The MIT Press has announced the launch of Direct to Open (D2O). A first-of-its-kind sustainable framework for open access monographs, D2O transfers professional and scholarly books from an exclusively market-based, purchase model where individuals and libraries buy single eBooks, to a collaborative, library-supported open access model.
D2O gives institutions the opportunity to harness collective action to support access to knowledge. Beginning in 2022, all new MIT Press scholarly monographs and edited collections will be openly available on the MIT Press Direct eBook platform. Instead of buying a title once for a single collection, libraries can now fund them one time for the world through participant fees.

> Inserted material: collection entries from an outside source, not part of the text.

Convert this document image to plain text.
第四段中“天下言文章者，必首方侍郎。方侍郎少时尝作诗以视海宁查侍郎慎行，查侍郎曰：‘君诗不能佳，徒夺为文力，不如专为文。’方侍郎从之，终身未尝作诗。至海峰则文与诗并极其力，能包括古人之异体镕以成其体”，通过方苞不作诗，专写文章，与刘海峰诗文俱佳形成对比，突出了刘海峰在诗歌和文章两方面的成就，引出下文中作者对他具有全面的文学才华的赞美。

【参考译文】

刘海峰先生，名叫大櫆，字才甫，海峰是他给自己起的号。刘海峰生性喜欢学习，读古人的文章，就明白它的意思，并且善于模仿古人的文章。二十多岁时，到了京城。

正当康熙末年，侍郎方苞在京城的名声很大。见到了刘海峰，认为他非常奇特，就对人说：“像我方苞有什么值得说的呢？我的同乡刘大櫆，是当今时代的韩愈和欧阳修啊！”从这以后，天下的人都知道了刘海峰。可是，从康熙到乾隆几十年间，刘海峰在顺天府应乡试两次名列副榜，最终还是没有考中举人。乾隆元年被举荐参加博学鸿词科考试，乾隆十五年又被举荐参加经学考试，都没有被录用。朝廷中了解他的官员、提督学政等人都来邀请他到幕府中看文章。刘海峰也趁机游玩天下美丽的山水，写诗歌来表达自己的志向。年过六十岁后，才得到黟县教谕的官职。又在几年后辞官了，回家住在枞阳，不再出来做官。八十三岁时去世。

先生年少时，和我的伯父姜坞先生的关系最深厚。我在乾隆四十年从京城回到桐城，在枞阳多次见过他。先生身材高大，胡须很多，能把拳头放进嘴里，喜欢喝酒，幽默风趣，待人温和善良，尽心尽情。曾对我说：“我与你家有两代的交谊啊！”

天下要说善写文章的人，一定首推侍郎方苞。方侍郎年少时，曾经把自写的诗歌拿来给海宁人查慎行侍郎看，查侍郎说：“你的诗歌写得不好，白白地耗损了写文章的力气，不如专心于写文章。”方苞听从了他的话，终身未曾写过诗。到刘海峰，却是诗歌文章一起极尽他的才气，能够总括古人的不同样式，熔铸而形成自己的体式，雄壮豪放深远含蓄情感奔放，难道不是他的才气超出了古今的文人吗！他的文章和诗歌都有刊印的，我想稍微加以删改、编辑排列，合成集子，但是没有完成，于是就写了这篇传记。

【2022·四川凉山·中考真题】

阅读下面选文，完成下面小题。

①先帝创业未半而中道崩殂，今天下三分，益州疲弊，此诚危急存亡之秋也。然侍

In addition to supporting open access for new scholarly monographs, partner libraries will also gain term access to an archive of gated titles. To keep the model affordable for all institutions, D2O will feature equitable and dynamic participation fees based on library type, size, and collections budget. The MIT Libraries has generously signed on as the special launch sponsor for the program.
The D2O pilot program provides an alternative to the traditional market-based business model for professional and scholarly monographs. Until the mid-1990s most U.S. university presses realized sales of 1,500–1,700 units per title, selling just enough copies—largely to academic libraries—to cover both direct and indirect costs. Monograph sales today are typically in the range of 300–500 units. Publishing these works now requires internal subsidy or partial subventions from institutional or philanthropic sources. The Direct to Open model makes the Press’s core mission of curating and disseminating long-form scholarship more sustainable.
The Press will soon release a report on the D2O program that peer institutions can adopt and adapt, with the aim of making it possible for many more scholarly monographs published each year by university and other mission-driven presses to be discovered, accessed, and shared broadly.